In 2012, the Workers Dispatch Act (“Act”) was amended to impose a new obligation on companies to directly hire dispatched workers under certain conditions when using temporary employment agencies (“Agency”).  The amendment provided a three year period to allow for companies to adjust their HR policies and infrastructure to comply with the future restrictions.

This amendment recently became effective on October 1, 2015.  The Act was also amended on September 11, 2015 (and enforced on September 30, 2015) to implement other new rules for the worker dispatch business, but this newsletter focuses on the issue of “fictitious” labor contracts (i.e., services agreements or gizou ukeoi) and its potential impact on firms which outsource services and the employers which receive them.

Newly Effective Amendment of the Act

Previous to the amendment of the Act, the Ministry of Health, Labour and Welfare (“MHLW”) had issued guidelines regarding classifications of the worker dispatch business (“Guidelines”) to help companies distinguish between legitimate outsourcing labor contracts and fictitious ones.  If the local labor bureau finds a fictitious labor contract due to non-compliance with the Guidelines (i.e., a company conducted the worker dispatch business without a license), the service provider can be sentenced up to one year in prison or be fined up to JPY1,000,000.  In addition, the client company can also be sentenced up to one year in prison or be fined up to JPY 1,000,000 under the Employment Security Law since it received illegal labor outsourcing services.  However, despite these penalties, there was criticism that the Act still could not ensure a stable working environment for dispatched workers.  Client companies could freely terminate the service provider’s services which would often result in the dispatched workers losing their jobs.  With the newly effective amendment of the Act, the client company could be obligated to hire the dispatched workers under certain circumstances in order to secure their employment.

Risks For Firms Which Outsource Services and For Their Company Clients

The potential risk of violating the newly amended Act arises from the fact that an Agency is required to comply with strict regulations under the Act and obtain a business license from the MHLW to be able to dispatch workers to employers.  As a licensed Agency, the Agency can dispatch its employees to companies and such companies can directly instruct and control the dispatched workers.  However, potential issues arise when a firm (which is not a licensed Agency) dispatches its employees to a client and the client directly instructs the dispatched worker on how to perform his work – e.g., where the dispatched worker cannot act in his discretion in performing the work set forth in the labor contract.

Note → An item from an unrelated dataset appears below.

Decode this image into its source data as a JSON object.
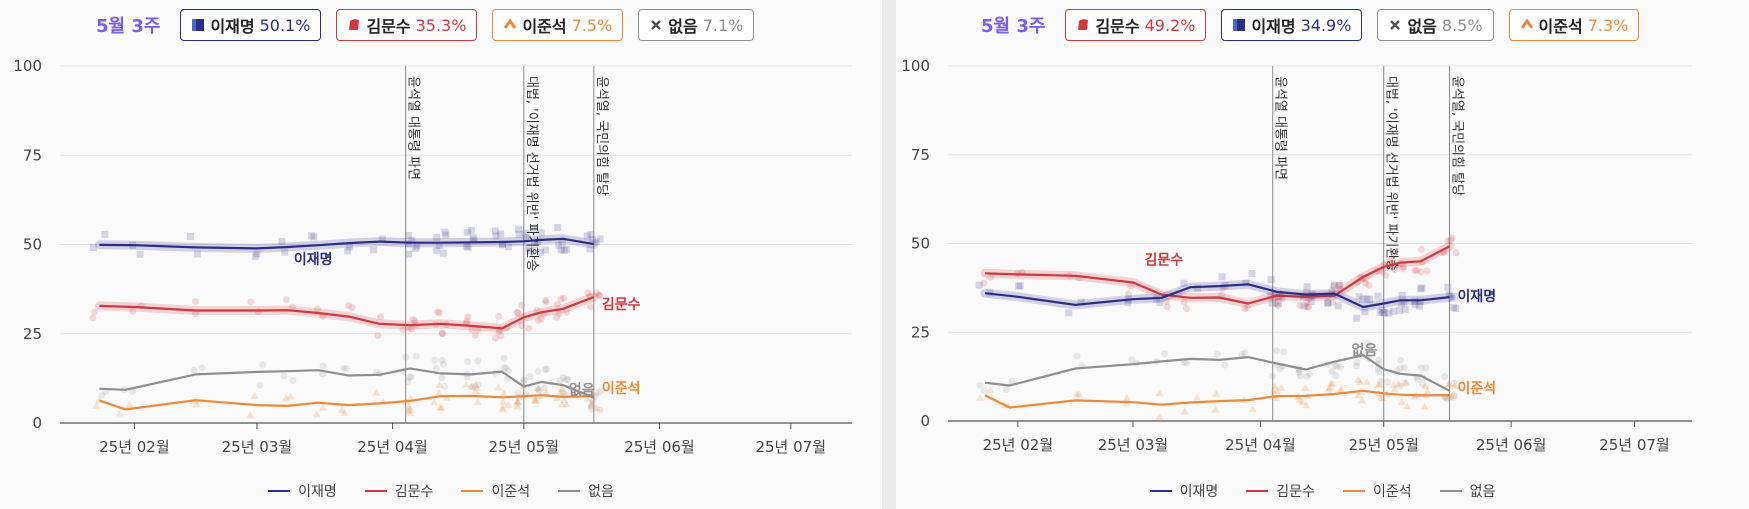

For example, when developing a company’s IT infrastructure, a company will often outsource the development portion of the project to a consulting firm, and the firm will dispatch its consultants to the client’s office to learn its needs and business flow and develop the IT system on site.  A common occurrence in these types of projects is that the company actively instructs and controls these consultants so that the IT system is customized for the company’s operations.  Unfortunately, however, such actions could cause the contract with the consulting firm to be deemed a “fictitious” contract if it is determined that the company is controlling the dispatched worker.  As a result, the consulting firm would have violated the Act as it would not have the required business license to dispatch temporary workers, and the client may be forced to hire the dispatched consultant should the consultant request such action from the client.

As these new regulations were enforced on October 1, 2015, we believe that the MHLW will strengthen their inspection and supervision of companies in relation to fictitious labor contracts, and therefore, firms which outsource services (e.g., consulting, accounting, architect, engineering, and of course, law firms) and their client companies face an increased risk of violating the Act.

What To Do?

While it is unclear how strictly the MHLW will enforce the newly effective amendment, it will be prudent for firms to conduct employee training for employees who work at the client’s site or have close contact with the client’s employees.  The MHLW’s Guidelines provides a few key practical pointers as to how a firm (that is not a licensed Agency) should conduct the provision of its employees to a client which include:

1) instructing the dispatched employee on how to proceed with his work duties;

2) managing the employee’s work hours (including overtime), break time, holidays, and days of leave;

3) providing evaluation of the employee’s performance; and

4) assuming responsibility to discipline the employee for any improper behavior.

The Guidelines also note that the services provided by a non-licensed firm should involve specialized skill and experience and suggest that dispatching workers who perform physical labor type work may run afoul of the Act.